Abstract

We assessed the effectiveness of total hip arthroplasty (THA) supplemented with autologous bone grafts in patients with congenital disease of the hip (CDH). 2 groups of patients were evaluated: In Group A, 33 patients with a mean age of 54 years underwent arthroplasties using a threaded ceramic conical acetabular cup without cement (Autophor). In Group B, 85 patients with a mean age of 55 years underwent arthroplasties using a threaded, noncemented, titanium cup (CST). Bone grafts were supplemented the THA in 3 ways: 1) intrapelvic application using the cotyloplasty technique, 2) as bone chips in order to cover small defects around the upper and lateral part of the cup, and 3) as a bulky corticocancellous graft which was secured with screws.
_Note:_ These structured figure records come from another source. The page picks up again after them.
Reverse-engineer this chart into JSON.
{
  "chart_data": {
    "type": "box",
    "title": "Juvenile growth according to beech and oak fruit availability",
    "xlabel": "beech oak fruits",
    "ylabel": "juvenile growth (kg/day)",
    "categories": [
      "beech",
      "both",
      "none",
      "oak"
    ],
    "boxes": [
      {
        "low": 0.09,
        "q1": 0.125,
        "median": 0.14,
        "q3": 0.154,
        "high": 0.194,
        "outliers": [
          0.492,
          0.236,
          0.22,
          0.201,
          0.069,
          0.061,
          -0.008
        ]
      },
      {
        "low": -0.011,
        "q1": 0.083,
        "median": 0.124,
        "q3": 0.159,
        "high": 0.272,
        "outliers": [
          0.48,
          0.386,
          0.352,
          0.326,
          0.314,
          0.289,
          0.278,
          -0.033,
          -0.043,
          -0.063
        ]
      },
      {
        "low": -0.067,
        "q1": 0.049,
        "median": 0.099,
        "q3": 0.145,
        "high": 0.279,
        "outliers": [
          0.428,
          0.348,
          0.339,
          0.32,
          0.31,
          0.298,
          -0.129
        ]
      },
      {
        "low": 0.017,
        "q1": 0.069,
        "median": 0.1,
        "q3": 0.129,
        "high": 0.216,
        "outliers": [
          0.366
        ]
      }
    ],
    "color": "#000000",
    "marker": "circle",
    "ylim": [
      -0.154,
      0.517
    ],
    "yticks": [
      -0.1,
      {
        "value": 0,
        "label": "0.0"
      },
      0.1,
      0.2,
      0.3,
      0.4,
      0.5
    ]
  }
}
Follow-up averaged 11 and 9 years for patients in Groups A and B, respectively. All the grafts in Group A had consolidated by the end of 6th month. Only 2 partial absorptions were observed, 1 intrapelvic graft and 1 corticocancellous graft. 2 revisions were performed in this group of patients, but neither were related to bone graft absorption. By the end of 6 month, 63 of 85 in Group B had consolidated bone grafts. In 16 patients with intrapelvic cotyloplasty, 3 demonstrated complete and 1 partial absorption of the grafts. 3 cup revisions were performed in this group of patients, all with complete graft absorption. Our findings indicate that autologous bone grafts are strong adjunct for satisfactory fixation of THA in patients with CDH, a particularly demanding group of patients to manage. In addition, the ceramic threaded cup was found to be superior to the titanium threaded cup in terms of both bone graft consolidation and the number of revisions required.